HomeBlogSights & smellsThe Dancing House: Prague’s wonkiest building

The Dancing House: Prague’s wonkiest building

The other morning, I woke up feeling quite dizzy. Unless I was lying flat on my back, the room felt like it was spinning, just a little bit. (No, I wasn’t drunk.) It was horrible. But I imagine this is how the people who live in the Nationale-Nederlanden building in Prague feel every day.

Dancing House Credit: Chad Goddard (CC BY-ND 2.0)

Located on the site of a house bombed by the US in 1945, the building is more than a little unusual. It’s made up of two main parts – one a glass tower which curves and narrows, and almost looks like it’s leaning into the other part of the building, and the other which features unaligned windows and wonky mouldings.

Dancing House Credit: ma world peace (CC BY 2.0)
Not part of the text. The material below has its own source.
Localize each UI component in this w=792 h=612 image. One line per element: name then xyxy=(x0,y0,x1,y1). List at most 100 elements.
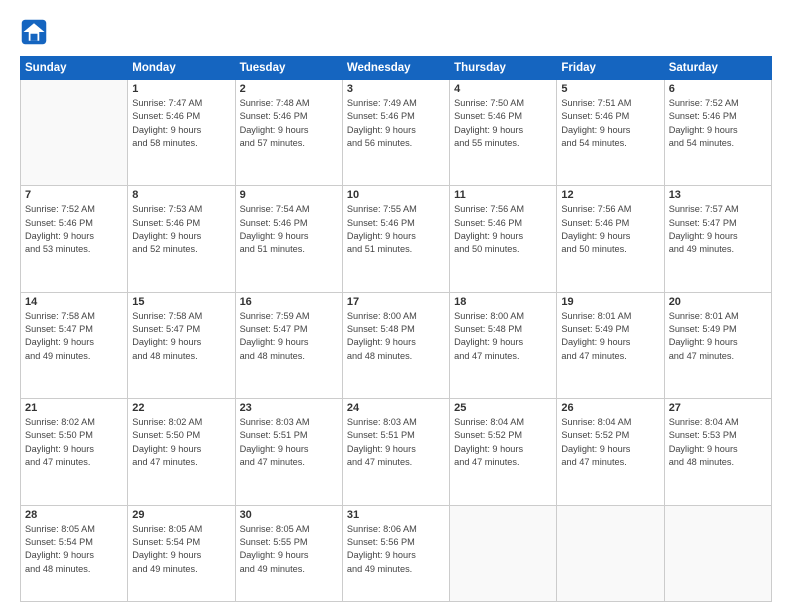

Far from being the result of a building project gone horribly, horribly wrong, the Dancing House (named because it looks like the two towers at one end are dancing with each other, you see?) was meant to look like this.

Dancing House Credit: Transports et mobilité (CC BY-SA 2.0)

It’s built in the deconstructivist style, which basically means it looks a bit wonky. It was the brainchild of Croatian-Czech architect Vlado Milunić who partnered with Canadian-American architect Frank Gehry. They completed the design in 1992, and the building was finished in 1996.

Dancing House Credit: Ashleigh Nushawg (CC BY 2.0)

The neighbouring plot was co-owned by the family of Václav Havel, who was a dissident before becoming the last president of Czechoslovakia, and the first president of the newly created Czech Republic.

Dancing House Credit: Roberto Pani (CC BY 2.0)

Due to Havel’s support, Milunić’s idea to build on the plot gained support, until the Dutch insurance company Nationale-Nederlanden (now known as ING Bank) agreed to sponsor the project.

Inside the Dancing House Credit: Andrew Milligan Sumo (CC BY-SA 2.0)

The idea behind the design is the contrast between static and dynamic, yin and yang, meant to symbolise the transition of Czechoslovakia from a communist regime to an independent democracy.

We’re not sure if travel insurance would cover for the headache looking at it too long might give you.